The 1970s were dire economically and “Our House” reminded me, and everyone else in the audience, of them. They were equally difficult in 2010, and very slowly and gradually, but surely and in the right direction, we are moving ahead. I absolutely understand and share, as a south-east London MP, the views of people like the hon. Member for Hartlepool that the test of the Government’s success, fundamentally, is the economy and whether we get jobs and growth going in a sustained and committed way. I and my colleagues are committed to delivering that, and to delivering it over five years.
Over the past year, many of the things that matter to people like me, in an old working docks constituency, and my colleagues, have been delivered. Jobs are up. I looked at the Library’s figures as the hon. Member for Hartlepool was speaking. There are 29.7 million people aged 16 or over in employment in the last quarter for which we have figures—about the same as in the previous quarter, and up 488,000 on the previous year. That is nearly half a million. The employment rate for people aged 16 to 64 is now 71.4%—not far off the pre-recession level of 73% in March to May 2008.
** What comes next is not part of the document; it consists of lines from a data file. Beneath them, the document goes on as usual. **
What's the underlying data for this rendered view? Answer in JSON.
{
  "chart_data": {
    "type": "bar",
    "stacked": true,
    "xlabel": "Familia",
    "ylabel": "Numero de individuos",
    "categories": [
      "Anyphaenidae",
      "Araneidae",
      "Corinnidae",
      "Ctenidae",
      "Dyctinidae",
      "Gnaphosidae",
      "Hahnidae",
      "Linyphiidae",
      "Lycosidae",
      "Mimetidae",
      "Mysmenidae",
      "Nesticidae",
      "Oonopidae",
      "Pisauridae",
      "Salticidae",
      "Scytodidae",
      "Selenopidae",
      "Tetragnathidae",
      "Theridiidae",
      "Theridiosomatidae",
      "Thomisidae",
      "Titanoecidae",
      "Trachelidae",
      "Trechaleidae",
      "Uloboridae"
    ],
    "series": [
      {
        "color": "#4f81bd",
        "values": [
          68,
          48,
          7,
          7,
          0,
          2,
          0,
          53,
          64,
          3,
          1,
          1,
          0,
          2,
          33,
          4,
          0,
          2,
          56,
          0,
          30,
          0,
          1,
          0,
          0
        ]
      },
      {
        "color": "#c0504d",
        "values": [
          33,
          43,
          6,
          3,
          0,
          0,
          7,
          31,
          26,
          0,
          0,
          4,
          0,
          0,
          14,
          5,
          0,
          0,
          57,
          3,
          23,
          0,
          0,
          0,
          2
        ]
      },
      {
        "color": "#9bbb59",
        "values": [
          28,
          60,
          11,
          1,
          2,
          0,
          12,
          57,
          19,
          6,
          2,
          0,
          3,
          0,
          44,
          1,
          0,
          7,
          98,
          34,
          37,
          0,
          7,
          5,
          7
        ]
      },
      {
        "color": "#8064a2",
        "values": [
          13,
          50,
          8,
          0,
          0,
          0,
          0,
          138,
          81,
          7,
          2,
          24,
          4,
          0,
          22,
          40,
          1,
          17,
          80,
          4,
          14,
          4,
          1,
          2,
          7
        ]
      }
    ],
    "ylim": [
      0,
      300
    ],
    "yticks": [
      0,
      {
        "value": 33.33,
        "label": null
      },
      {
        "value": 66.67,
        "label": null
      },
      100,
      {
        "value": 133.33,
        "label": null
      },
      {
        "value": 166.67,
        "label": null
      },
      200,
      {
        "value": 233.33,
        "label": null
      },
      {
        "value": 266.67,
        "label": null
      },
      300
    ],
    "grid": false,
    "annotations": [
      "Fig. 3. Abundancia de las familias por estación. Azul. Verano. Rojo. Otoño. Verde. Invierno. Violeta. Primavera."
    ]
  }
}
Although public sector employment fell by 20,000 in the three months to December last year, to 5.72 million, or 19.2% of total employment, the number of people working in the private sector was 24 million, up 151,000 on the previous quarter—81% of total employment. We knew that there would be a contraction in public sector employment, but from the beginning the Government said we were determined to have net growth in jobs and the economy. There has been such growth; the jobs are predominantly in the private sector. That will lead the way out of the recession, and we must continue to do things such as reducing national insurance on small businesses—a measure in the Queen’s Speech to ensure that business grows and takes more people into work.